Think back to Thomas Frank’s What’s the Matter With Kansas? The whole story of that book was not that the people of Kansas were economically conservative. It was that their social conservatism trumped everything else. Although the book has been characterized as being about people voting against their own interests, it is not. It is about people placing social issues at the top of their concerns and the Republican Party using that to enact laws that mostly have nothing to do with what the social conservatives want.
If you look at polling on American’s beliefs about different political issues, you will see that they are slightly to the right on social issues and they are fairly far to the left on economic issues. In fact, they are usually well to the left of the Democratic Party itself. I’ve discussed this problem a lot around here.
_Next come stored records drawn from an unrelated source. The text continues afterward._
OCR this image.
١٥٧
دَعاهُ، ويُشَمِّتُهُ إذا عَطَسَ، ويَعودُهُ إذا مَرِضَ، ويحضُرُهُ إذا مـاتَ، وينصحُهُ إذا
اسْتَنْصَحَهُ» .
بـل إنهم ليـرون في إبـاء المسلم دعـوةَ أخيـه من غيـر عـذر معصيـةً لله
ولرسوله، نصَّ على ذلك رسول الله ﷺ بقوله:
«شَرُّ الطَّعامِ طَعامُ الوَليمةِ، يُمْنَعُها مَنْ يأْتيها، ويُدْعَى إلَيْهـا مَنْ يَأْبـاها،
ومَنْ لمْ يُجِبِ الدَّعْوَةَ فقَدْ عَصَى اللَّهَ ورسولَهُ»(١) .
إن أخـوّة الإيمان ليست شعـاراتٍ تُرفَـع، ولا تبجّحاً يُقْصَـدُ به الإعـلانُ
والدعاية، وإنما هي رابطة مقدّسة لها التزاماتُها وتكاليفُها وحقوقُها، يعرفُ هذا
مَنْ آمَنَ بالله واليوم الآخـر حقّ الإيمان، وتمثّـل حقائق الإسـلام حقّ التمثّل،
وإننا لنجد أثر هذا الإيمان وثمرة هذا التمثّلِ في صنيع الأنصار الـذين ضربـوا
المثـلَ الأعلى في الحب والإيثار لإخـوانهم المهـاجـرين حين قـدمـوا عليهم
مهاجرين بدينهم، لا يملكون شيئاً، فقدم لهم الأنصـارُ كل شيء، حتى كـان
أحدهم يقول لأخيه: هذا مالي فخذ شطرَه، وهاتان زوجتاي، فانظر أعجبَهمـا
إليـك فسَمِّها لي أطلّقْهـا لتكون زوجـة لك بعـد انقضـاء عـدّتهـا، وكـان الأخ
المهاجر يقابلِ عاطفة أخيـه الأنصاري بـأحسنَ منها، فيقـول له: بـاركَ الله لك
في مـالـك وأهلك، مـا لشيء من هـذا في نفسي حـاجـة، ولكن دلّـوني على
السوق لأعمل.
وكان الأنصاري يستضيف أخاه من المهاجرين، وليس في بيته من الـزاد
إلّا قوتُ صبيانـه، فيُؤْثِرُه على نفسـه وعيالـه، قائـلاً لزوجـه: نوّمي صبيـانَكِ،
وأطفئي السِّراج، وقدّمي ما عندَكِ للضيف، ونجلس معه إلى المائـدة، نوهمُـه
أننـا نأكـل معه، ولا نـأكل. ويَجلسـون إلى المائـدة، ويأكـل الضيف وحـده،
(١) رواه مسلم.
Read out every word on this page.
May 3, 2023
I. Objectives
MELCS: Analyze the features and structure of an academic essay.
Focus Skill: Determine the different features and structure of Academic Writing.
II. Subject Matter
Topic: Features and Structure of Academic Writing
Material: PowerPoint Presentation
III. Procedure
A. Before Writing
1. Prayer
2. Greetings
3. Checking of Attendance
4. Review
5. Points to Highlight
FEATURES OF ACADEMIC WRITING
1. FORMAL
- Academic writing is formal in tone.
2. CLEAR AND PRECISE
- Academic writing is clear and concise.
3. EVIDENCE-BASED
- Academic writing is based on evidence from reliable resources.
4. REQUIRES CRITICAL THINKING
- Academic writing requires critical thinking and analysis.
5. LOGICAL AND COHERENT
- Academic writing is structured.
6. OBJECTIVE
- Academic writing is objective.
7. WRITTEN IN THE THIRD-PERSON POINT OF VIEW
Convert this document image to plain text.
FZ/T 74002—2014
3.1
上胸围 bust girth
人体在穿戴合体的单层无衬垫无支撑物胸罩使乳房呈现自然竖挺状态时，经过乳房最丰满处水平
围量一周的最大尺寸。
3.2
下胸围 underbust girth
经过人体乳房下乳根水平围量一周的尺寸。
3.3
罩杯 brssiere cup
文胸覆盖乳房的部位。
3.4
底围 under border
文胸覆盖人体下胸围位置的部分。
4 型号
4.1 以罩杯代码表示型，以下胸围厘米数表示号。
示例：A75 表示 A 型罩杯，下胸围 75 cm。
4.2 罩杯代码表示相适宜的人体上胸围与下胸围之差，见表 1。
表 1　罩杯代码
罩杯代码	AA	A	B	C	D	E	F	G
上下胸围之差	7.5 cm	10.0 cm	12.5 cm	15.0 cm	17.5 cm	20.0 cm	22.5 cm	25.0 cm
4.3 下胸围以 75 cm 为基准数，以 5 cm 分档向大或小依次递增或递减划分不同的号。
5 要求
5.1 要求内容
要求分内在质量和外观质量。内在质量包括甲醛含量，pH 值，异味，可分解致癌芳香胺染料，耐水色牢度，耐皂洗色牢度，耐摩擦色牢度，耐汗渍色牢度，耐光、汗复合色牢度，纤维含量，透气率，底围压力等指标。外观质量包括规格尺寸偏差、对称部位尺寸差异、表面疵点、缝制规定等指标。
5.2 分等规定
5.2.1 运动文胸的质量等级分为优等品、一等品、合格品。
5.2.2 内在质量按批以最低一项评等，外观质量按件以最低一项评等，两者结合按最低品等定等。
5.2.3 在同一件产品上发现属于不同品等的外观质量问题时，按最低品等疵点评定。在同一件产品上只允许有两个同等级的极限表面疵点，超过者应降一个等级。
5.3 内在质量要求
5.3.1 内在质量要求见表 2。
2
The Democratic Party really doesn’t offer much of a choice on economic issues — it is mostly like Republican Lite. So if a populist cared equally about social and economic issues, she would have a real problem choosing one of the two big parties because the Republicans would to her right on social issues and the Democrats would be to her right on economic issues.
I am a liberal on social and economic issues. But they are not equal in my eyes. If there were a truly populist party — moderately conservative on social issues and quite liberal on economic issues — I would abandon the Democratic Party. I wouldn’t feel good about the social issues. But I would feel certain that greater economic equality would lead to greater social equality. And it might do so quicker than it would on our current path.
But it bothers me me greatly that as keen a commentator as Paul Krugman would think that these populists represent a small part of the electorate. His belief is part of what sustains a political system that does not even try to appeal to a huge segment of the population. Instead, we are stuck with both major American political parties beholden to Wall Street and other interests. This is democracy in name only.